Some weeks ago, I blogged about a security bug in Windows 7’s UAC that allows malware to exploit the new auto elevation feature to run with administrator privileges without issuing a UAC prompt. A few other sites also took up this issue discovered by Leo Davidson. Ever since then I have been waiting for a response from Microsoft, and now it is out. No less a person than Mark Russinovich covered the topic in a lengthy and highly technical article in TechNet Magazine. He doesn’t explicitly mention Leo, but it is obvious that he is quite aware of this issue. Actually, it appears that he always knew about it. In other words, it is a feature, not a bug.
Microsoft officials already had made similar statements about former UAC issues. But I think this is the first article that is not just a marketing text. It explains in great detail why UAC actually is no security boundary. And this is not just about Windows 7; it also applies to Windows Vista:
From the perspective of malware, Windows 7’s default mode is no more or less secure than the Always Notify mode (“Vista mode”), and malware that assumes administrative rights will still break when run in Windows 7’s default mode.
As I read this, you can’t really improve security on a Windows 7 machine if you set it to “Always Notify mode.” This is the first time I’ve read something like this, but it is consistent with the whole article that discusses several ways that malware can outsmart UAC.
Someone who is new to this discussion might wonder why we need UAC at all.

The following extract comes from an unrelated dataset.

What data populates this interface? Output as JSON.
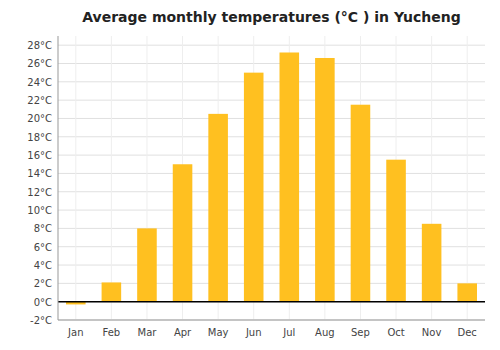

Russinovich leaves no room for doubt that UAC’s primary goal was to force developers to write applications that require only standard user rights. And this was also Microsoft’s only concern when the company introduced auto elevation in Windows 7:
Can an application developer inadvertently or trivially depend on administrative rights by leveraging auto-elevate?
Microsoft was quite aware that malware programmers could use the auto elevation feature, but this was not really an issue. The only thing that interested them was whether auto elevation would endanger UAC’s primary goal, which is to educate developers. Because auto elevation works only for applications that belong to Windows, and because it is most likely that developers would rather fix their applications to make them work with standard users rights instead of exploiting auto elevation, UAC’s primary design goal wouldn’t be endangered.
I also understand now why Microsoft didn’t introduce a feature that would allow users to create a white list of UAC prompt immune applications. I think it is even possible that Microsoft convinced Symantec not to market its UAC tool. If users can prevent badly programmed applications from constantly issuing UAC prompts, then how can you educate the developers?
In less friendly words: At the high cost of annoying its own customers, Microsoft introduced UAC to improve Windows’ security in the long run.
I guess that few companies out there can afford such a strategy. However, I always doubted that this was the plan in the first place. And Russinovich admits it:
While it was an early design goal of Windows Vista to use elevations with the secure desktop, Windows Integrity Mechanism, and UIPI to create an impermeable barrier—called a security boundary—between software running with standard user rights and administrative rights, two reasons prevented that goal from being achieved, and it was subsequently dropped: usability and application compatibility.
So UAC was originally planned as a real security feature and ended as an “educational feature” because the project failed. Can you imagine how badly Vista would have been bashed if Microsoft had pushed its original plan through? The compatibility and usability issues many Vista users experienced in its early days would probably be harmless compared to the ones with the Windows that Russinovich sketched here.
The main problem with Microsoft’s strategy is that this educational campaign won’t reach retired developers whose legacy applications will still be required for many years to come. Thus, the question is, do you, as an “innocent” Windows administrator, want to continue suffering under Microsoft’s educational measure? Knowing now that malware can outwit UAC easily anyway, you also could disable the UAC prompts.
You might object that Russinovich said only that UAC is no security boundary, but it is still a security barrier. A security boundary is an impenetrable security barrier. I don’t know if there is such a thing as an impenetrable barrier; however, UAC prompts certainly can prevent “legacy malware” from being executed. But such outdated malware probably will die out soon, and most antivirus tools can cope with it anyway.
As far as I am concerned, I finally disabled the UAC prompts on my own machine after reading Russinovich’s article. However, I definitely decided to complain anyway about these maddening UAC prompts whenever I meet a Windows developer. If you like, then you can follow my example and continue writing e-mails to software vendors complaining about UAC prompts. That way, UAC’s primary design goal still will be reached.